Creamy Leek, Potato and Bacon Soup

Prep Time: 20min

Cooking Time: 30min

Makes: 4 Servings


20gm butter

1 leek, pale section only, halved, coarsely chopped

1 brown onion, coarsely chopped

2 celery sticks, coarsely chopped

2 large potatoes, peeled, coarsely chopped

5 cups (1.25L) chicken stock

1/2 cup (125ml) thickened light cream

200gm pkt Primo Real Diced Bacon

Sour cream, to serve

Chopped fresh chives, to serve

Toasted Turkish bread, to serve


Step 1
Use a large saucepan to melt the butter over medium heat.
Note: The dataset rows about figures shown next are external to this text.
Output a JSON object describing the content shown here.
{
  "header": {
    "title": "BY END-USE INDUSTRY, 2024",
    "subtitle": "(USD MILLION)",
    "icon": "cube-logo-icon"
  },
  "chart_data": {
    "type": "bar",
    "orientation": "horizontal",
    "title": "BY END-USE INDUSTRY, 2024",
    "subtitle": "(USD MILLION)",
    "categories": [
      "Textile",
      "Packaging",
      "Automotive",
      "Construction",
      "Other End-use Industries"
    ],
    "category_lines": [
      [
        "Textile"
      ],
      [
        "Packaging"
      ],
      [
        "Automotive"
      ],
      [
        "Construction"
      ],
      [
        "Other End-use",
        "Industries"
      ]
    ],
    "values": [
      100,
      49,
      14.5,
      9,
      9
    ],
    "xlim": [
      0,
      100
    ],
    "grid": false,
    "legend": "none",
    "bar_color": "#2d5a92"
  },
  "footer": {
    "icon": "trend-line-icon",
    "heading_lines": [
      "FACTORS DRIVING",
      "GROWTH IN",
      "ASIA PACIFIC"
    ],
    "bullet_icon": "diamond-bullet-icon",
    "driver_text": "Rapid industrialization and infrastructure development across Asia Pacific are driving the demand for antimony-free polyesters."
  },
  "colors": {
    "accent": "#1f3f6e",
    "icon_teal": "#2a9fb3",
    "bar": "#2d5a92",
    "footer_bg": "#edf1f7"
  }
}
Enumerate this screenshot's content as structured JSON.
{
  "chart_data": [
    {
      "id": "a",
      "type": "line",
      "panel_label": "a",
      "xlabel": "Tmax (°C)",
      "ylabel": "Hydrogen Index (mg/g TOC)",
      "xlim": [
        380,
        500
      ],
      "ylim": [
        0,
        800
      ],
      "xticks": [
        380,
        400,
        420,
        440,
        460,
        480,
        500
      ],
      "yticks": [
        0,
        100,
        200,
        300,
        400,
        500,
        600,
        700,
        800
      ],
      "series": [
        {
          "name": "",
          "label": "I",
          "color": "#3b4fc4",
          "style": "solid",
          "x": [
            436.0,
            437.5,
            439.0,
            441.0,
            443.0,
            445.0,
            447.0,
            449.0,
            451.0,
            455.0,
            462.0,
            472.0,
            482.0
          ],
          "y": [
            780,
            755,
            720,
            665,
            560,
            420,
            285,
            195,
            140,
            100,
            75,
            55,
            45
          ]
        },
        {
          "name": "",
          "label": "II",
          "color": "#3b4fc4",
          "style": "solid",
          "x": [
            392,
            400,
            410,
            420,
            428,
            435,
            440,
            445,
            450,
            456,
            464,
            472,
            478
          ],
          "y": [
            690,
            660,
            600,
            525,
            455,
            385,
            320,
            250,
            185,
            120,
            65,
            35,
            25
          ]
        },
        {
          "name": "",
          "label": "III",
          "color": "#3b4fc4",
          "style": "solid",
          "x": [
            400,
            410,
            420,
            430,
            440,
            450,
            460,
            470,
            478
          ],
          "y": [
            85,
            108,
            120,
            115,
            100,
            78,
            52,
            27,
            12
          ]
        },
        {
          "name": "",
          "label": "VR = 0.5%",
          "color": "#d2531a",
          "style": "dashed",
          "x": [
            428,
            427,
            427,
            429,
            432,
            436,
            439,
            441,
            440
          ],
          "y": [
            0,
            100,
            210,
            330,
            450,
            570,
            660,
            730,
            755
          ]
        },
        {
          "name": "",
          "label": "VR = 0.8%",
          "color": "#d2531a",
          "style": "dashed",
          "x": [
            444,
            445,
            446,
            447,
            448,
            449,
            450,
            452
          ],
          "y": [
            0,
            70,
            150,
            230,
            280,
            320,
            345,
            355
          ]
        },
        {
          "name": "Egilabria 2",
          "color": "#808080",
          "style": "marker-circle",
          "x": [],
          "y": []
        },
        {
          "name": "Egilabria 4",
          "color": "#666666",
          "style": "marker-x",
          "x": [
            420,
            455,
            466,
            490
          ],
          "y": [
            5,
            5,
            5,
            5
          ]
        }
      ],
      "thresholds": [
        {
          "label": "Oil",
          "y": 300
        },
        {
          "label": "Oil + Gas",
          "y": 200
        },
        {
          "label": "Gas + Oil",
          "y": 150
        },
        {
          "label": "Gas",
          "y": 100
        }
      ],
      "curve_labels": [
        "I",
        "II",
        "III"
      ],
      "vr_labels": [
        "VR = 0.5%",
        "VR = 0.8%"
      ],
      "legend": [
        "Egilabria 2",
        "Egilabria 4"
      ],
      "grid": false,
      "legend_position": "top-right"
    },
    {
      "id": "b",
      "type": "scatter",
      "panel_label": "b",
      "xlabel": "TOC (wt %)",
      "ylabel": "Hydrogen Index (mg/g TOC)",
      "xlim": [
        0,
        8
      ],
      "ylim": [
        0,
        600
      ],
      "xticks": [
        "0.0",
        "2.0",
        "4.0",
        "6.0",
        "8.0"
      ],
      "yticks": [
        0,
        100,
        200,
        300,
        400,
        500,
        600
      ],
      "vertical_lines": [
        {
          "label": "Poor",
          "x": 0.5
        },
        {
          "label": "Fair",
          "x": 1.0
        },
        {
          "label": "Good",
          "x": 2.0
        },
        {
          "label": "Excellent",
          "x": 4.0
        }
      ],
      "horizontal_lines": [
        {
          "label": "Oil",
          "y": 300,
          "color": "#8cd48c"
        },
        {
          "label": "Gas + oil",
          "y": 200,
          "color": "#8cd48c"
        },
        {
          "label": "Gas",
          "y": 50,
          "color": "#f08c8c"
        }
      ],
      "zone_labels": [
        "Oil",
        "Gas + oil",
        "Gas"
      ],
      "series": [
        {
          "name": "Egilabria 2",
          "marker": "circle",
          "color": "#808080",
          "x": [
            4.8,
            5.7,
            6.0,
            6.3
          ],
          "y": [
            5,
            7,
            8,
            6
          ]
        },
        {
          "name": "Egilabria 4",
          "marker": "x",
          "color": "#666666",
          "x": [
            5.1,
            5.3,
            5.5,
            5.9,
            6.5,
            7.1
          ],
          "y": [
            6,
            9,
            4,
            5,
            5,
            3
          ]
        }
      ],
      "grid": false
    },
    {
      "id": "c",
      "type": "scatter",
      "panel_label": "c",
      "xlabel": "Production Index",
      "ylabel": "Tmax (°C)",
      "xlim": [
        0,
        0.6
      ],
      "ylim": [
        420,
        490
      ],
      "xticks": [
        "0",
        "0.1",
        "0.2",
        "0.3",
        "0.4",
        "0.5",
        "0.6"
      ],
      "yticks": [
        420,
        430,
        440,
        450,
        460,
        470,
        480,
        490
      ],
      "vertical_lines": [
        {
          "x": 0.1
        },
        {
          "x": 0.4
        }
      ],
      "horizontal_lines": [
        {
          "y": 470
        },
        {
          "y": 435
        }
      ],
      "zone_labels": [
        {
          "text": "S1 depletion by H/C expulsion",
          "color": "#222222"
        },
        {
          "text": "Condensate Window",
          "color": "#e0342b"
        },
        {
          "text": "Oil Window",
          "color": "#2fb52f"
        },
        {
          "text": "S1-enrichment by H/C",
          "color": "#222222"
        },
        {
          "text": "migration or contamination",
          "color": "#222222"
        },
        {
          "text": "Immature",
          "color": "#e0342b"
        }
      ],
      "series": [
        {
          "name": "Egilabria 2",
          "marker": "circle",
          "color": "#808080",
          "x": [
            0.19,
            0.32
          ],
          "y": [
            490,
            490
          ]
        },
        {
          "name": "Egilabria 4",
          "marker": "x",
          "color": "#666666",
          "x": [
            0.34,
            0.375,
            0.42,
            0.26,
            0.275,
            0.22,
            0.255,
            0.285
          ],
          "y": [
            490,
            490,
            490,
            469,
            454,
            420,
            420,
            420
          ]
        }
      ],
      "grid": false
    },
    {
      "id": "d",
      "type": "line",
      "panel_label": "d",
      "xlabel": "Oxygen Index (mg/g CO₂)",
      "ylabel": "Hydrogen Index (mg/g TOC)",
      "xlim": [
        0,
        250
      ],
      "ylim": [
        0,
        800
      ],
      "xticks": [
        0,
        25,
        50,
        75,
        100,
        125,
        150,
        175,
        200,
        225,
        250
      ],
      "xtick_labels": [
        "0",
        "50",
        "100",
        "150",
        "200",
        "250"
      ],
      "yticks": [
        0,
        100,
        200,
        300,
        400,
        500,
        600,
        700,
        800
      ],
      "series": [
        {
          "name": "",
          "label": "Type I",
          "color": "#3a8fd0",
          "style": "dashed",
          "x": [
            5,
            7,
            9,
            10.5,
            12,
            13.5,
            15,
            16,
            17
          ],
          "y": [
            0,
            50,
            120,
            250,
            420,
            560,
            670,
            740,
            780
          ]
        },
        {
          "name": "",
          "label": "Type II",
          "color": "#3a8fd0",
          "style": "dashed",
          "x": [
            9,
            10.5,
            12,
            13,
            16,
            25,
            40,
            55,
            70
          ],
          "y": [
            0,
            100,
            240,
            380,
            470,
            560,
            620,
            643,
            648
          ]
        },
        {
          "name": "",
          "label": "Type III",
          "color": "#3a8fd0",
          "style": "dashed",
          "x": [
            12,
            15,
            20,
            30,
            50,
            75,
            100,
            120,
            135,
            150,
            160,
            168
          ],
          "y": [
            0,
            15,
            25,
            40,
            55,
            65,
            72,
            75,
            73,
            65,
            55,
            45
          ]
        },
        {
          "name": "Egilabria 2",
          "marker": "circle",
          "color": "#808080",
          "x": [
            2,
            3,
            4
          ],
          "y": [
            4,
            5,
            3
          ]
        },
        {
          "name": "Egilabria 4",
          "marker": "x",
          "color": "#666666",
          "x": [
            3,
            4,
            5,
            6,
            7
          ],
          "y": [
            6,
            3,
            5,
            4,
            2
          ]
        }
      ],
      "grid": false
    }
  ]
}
Add the chopped potato, onion and leek and fry for 5 minutes until the onions are transparent and the leeks are soft, stirring continuously.

Step 2
Stir in the chicken stock and thickened cream. Cook over medium-high heat until the mixture starts to boil. Then reduce to low heat and leave to simmer for approximately 25 minutes or until the potatoes are cooked. Remove from the heat and allow to cool slightly for 10 minutes. With a stick blender or food processor, pulse the mixture until the soup is completely smooth and free of lumps.

Step 3
While the stock is simmering, fry the diced bacon in a medium frying pan over medium heat. Cook for approximately 5 minutes or until the bacon turns crispy. Remove about a third of the bacon pieces and stir into the soup.

Step 4
Serve the soup hot in bowls and drizzle with a little sour cream, then top with the chives and the leftover bacon pieces.